3. Return control to ESP8266
   
   

So basically what is happening is that we do one cycle of non-block Espruino JS work, register that we get called back when ESP8266 is idle and return control back to ESP8266. It does what ever it needs to do to keep itself alive and process network requests that are outstanding (which may be nothing in most cases) ... and then main loop is called again and we repeat.

It all hinges on Espruino being non-blocking. The rules of ESP8266 say that we can't starve ESP8266 execution for more than 50 msecs of elapsed time. So it is essential that any one pass through the Espruino processing loop be 50 msecs or less.
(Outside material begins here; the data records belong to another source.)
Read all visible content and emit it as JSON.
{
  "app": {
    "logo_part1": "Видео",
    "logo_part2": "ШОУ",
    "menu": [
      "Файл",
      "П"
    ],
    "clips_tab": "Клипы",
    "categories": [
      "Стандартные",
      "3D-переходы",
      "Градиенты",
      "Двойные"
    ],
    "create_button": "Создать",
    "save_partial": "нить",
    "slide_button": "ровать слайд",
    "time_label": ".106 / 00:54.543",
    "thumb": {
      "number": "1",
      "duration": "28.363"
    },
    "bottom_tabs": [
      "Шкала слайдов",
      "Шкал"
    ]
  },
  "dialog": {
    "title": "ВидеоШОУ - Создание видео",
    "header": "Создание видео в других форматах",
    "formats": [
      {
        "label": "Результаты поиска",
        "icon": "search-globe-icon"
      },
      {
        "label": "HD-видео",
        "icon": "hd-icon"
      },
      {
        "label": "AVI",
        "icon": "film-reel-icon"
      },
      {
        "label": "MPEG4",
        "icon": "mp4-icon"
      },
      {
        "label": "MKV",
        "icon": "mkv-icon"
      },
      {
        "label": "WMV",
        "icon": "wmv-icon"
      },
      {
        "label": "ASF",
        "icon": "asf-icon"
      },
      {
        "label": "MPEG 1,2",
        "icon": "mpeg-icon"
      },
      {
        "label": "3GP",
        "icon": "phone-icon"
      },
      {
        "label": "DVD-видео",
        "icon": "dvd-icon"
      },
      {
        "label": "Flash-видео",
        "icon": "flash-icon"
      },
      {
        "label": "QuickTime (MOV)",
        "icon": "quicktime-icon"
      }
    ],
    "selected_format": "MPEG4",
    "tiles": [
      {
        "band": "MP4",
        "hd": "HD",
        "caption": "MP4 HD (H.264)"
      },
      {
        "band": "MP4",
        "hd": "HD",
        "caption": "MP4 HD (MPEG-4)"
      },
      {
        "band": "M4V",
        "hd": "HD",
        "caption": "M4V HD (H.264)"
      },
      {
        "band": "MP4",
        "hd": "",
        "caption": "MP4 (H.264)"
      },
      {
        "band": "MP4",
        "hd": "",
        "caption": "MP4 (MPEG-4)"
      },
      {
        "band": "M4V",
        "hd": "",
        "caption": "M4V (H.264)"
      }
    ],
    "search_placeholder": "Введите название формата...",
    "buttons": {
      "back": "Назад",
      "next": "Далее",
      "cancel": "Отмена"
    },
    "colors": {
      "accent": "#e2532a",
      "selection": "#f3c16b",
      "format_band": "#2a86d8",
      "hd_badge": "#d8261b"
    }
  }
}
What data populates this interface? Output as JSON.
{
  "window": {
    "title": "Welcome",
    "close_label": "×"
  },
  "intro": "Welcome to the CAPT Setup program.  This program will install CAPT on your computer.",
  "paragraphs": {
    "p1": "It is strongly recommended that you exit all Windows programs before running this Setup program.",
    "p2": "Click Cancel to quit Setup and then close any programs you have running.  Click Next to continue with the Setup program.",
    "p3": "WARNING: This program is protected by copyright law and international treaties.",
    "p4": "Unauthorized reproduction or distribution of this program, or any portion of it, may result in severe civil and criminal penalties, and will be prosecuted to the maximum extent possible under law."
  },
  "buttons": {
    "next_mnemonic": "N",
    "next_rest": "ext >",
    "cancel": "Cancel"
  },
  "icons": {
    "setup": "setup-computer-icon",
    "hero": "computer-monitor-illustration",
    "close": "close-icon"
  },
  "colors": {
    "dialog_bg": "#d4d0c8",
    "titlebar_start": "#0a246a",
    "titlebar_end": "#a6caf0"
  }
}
50ms, that's not much... that means, if there is an ESP8266 event, you stick the information into the Espruino interrupt queue. When Espruione comes to an JS idle, it will then work off of that queue. I guess that is the reason to have this interrupt queue in the first place, because some JS stuff (thread started by an JS interrupt) is not completed in that time.

For an embedded system ... 50ms is an eternity .... (opinion).

(opinion).

Granted.

But interesting comment here (Architecture: Core processing of jsiLoop) - and that was what I was thinking about when saying '50ms, that's not much...':

However Espruino must execute entire blocks of code at once. It's just the way it's written - it uses the main execution stack for parsing and to store program state, so it can't magically jump out of execution and resume where it left off.

Something that is only 'affordable' becuase by definition JS was thought to run single threaded...

I'm now asking myself: could there be places where an 'safe' interrupt in such a block could happen which would allow marking the conext in the stack and crating a new context for a 'pseudo multi-threading'? - of course with certain restrictions in what is possible and extra sync effort when accessing 'thread' shared 'things'?

It's actually a big tradeoff Espruino makes rather than a JS problem. If it used bytecode it'd be relatively easy to break execution, but Espruino's parse+run behaviour means you have to have a separate stack for it.

It sucks, because in ES6 they're introducing yield in JS itself - which is going to be dead tricky to implement.

could there be places where an 'safe' interrupt in such a block could happen which would allow marking the conext in the stack and crating a new context for a 'pseudo multi-threading'?

Well, that's the thing. 'dead tricky' - not impossible. The interpreter could 'back out', writing 'I was in that for loop, that try block, and that function', and then try and recurse back to that exact position later on. It'd just be pretty inefficient.